You pretty much have to process the entire hierarchy to really understand where an element lays in the stack based on block display, float, inline display, positioned elements ordered by z-index, and, even after all that, determining whether any of the above creates new stacking order and where. (See a good write-up here: http://timkadlec.com/2008/01/detailed-look-at-stacking-in-css/)

So, I've been hopelessly trying to find something that does this already for me so I don't have to write something myself.

Background
I'm trying to build a grid based game in html that allows you to drop elements in various locations. Unfortunately, for this to work, I need to know if the drop zone is actually visible at the time (specifically if one drop zone is above and.or not blocked by another another). This wouldn't be a problem if I wasn't dragging an element because I could just use onmouseenter and onmouseleave, but I don't think not dragging an element makes sense in my use case.

Didn't had time to read the article yet, but I think it's not so hard to realize. You just have to follow the path of offset parents and group elements accordingly before sorting by the z-index.

As for your problem (if I got you right) I think it would be best to handle it with drop zones like jQuery UI does...

I hope I'm not making a discussion forum out of this issue, but rather providing you with information on the issue should you choose to implement it in the future :)

I assume you mean jQuery UI's droppables. All they are doing is looping through a list of "drop zones" to find the first one that is acceptable. They suffer the visibility problem as well.

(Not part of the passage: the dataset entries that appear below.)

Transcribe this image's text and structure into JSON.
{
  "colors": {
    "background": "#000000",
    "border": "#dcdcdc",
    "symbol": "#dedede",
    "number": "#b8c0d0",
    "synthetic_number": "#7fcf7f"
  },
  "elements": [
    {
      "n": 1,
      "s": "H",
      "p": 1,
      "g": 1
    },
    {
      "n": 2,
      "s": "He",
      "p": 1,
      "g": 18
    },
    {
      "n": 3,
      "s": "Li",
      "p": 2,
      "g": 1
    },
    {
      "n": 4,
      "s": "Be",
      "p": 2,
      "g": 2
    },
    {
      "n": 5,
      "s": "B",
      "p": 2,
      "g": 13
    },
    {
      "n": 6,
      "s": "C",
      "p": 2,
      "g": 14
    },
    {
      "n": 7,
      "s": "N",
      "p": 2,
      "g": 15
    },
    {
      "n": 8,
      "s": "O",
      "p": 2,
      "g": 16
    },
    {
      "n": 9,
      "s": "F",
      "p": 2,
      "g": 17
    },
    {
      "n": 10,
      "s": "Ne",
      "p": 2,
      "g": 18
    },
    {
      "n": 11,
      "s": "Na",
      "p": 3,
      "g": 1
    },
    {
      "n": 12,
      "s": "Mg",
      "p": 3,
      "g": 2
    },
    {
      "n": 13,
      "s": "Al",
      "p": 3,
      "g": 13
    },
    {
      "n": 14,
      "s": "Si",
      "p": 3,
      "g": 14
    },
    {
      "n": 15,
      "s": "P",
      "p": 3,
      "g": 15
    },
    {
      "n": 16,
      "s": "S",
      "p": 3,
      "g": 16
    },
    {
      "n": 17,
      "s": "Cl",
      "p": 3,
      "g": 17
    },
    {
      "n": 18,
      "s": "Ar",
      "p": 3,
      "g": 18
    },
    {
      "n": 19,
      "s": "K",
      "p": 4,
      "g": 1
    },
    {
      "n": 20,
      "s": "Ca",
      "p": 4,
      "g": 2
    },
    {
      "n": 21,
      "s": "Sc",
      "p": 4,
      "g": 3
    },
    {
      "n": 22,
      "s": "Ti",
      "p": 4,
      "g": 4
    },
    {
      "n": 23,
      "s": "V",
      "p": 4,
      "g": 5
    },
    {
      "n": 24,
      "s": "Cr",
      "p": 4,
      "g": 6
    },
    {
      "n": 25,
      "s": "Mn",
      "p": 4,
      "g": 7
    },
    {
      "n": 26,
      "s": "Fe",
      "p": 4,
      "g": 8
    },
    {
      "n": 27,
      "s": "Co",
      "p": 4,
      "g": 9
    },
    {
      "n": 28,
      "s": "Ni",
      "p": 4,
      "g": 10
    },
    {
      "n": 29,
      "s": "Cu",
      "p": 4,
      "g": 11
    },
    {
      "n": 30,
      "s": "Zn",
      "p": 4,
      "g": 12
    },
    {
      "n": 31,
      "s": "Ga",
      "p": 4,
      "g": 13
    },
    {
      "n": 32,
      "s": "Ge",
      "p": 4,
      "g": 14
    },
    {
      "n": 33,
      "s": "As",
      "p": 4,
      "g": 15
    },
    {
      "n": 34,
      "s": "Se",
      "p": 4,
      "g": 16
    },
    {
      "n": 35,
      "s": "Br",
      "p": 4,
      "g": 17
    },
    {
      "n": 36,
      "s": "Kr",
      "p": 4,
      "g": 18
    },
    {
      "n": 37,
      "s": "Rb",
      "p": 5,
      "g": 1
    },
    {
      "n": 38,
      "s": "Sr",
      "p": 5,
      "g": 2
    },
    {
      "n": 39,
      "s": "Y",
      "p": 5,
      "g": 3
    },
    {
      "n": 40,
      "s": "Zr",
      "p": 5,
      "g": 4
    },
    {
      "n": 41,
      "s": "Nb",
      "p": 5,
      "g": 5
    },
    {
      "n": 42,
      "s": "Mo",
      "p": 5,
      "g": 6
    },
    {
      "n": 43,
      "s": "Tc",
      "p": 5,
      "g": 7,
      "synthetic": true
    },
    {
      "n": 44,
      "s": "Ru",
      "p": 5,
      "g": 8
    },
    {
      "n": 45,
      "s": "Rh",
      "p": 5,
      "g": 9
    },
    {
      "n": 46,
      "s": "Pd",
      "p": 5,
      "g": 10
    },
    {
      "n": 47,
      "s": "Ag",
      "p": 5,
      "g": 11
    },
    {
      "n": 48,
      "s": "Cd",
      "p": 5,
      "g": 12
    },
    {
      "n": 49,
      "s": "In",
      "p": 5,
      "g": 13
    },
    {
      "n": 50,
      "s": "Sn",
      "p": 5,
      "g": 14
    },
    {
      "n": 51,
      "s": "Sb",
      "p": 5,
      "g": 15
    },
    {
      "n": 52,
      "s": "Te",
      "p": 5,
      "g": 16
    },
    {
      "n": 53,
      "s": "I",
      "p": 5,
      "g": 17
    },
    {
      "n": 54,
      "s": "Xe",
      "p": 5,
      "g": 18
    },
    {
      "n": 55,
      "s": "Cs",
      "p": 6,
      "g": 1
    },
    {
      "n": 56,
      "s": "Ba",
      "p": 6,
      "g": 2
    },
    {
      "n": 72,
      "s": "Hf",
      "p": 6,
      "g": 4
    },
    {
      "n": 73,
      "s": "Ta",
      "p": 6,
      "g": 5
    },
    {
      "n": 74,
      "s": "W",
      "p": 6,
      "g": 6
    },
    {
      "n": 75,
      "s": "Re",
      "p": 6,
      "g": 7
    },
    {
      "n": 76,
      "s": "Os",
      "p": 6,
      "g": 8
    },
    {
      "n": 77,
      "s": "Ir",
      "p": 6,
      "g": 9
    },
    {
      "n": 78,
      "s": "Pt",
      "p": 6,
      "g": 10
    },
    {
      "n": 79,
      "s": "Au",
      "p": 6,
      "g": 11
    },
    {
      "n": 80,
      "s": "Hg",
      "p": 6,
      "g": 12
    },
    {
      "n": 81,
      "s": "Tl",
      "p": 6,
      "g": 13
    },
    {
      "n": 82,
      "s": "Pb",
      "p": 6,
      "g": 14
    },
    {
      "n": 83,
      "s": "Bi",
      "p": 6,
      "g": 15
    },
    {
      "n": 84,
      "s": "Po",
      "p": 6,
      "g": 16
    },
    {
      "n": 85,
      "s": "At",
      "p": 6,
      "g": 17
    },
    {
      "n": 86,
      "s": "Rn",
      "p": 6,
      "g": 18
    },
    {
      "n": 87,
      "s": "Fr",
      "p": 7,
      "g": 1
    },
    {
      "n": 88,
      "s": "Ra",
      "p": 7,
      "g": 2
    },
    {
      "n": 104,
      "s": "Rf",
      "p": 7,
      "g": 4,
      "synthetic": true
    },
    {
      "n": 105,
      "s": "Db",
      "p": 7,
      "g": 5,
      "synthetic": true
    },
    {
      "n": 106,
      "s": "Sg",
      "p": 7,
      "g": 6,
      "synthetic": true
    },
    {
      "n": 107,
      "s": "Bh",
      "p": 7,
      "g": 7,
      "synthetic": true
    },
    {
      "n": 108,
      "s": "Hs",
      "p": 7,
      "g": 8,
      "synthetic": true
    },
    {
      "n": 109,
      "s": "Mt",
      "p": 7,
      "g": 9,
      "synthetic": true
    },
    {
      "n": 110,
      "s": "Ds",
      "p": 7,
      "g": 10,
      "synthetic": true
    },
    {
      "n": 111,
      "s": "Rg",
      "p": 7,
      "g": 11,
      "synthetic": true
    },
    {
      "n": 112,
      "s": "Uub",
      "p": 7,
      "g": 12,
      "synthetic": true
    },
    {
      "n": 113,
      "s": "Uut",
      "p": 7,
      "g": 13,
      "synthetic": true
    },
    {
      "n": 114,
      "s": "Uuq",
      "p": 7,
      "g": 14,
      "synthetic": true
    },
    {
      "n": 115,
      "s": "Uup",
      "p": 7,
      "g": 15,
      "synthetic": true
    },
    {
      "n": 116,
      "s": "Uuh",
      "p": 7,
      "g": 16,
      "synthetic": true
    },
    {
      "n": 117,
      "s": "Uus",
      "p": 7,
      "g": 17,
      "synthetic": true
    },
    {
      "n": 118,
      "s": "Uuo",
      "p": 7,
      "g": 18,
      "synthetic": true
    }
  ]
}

I'd take a look at that article when you get a chance. Unless I'm missing something, following the parent path will not always work because it is the stacking contexts that will matter. In order to find where a specific element falls within stack you will need to find all of the stacking contexts that affect it. This includes ones that aren't directly related, but still effect visibility (an absolutely positioned element with z-index set to > 0 later in the DOM)

Some notes:

  • z-index is only defined when it is explicitly defined, otherwise it is "auto". z-index could be defined in error by putting it in the CSS on a non-positioned element.
  • Let's not forget the "extra" visibility effecting things: display: none;, visibility: hidden, overflow (beyond the box?), clip (box clamped down?), transform (box rotated, resized, distorted?).
  • Pseudo elements appear to be impossible atm because they are not part of the DOM

For a plugin to totally account for visibility it will likely have to traverse the entire DOM and re-organize it (or label each element) into a layout stack per CSS Layout rules.

Hi Kevin,

I didn't forget about you. Just have some busy weeks right now. I'll keep you updated as soon as I find time to work on fracs again!

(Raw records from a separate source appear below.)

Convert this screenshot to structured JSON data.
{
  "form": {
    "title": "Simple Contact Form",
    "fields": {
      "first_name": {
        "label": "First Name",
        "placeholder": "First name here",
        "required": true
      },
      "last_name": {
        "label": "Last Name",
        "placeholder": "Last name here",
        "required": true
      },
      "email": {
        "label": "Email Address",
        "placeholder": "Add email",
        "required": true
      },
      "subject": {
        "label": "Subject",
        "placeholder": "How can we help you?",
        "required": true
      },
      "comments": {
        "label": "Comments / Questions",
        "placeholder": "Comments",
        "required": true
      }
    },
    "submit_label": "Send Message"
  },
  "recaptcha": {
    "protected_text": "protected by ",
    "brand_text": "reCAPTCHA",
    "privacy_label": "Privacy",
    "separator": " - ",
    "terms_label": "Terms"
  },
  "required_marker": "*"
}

Thanks for all the input, looks very challenging!
Lars

A performance-intensive (but procedurally feasible) method of determining how much of an element is covered would be iterating each visible pixel (as determined by the current code), and testing document.elementFromPoint(x,y) for that pixel.

It sounds grim, but it's by far and away better than interpreting the z-index (and opacity!) stack, positions of each such element, etc.

I don't think that I will put work into this request so I finally close it now, sry.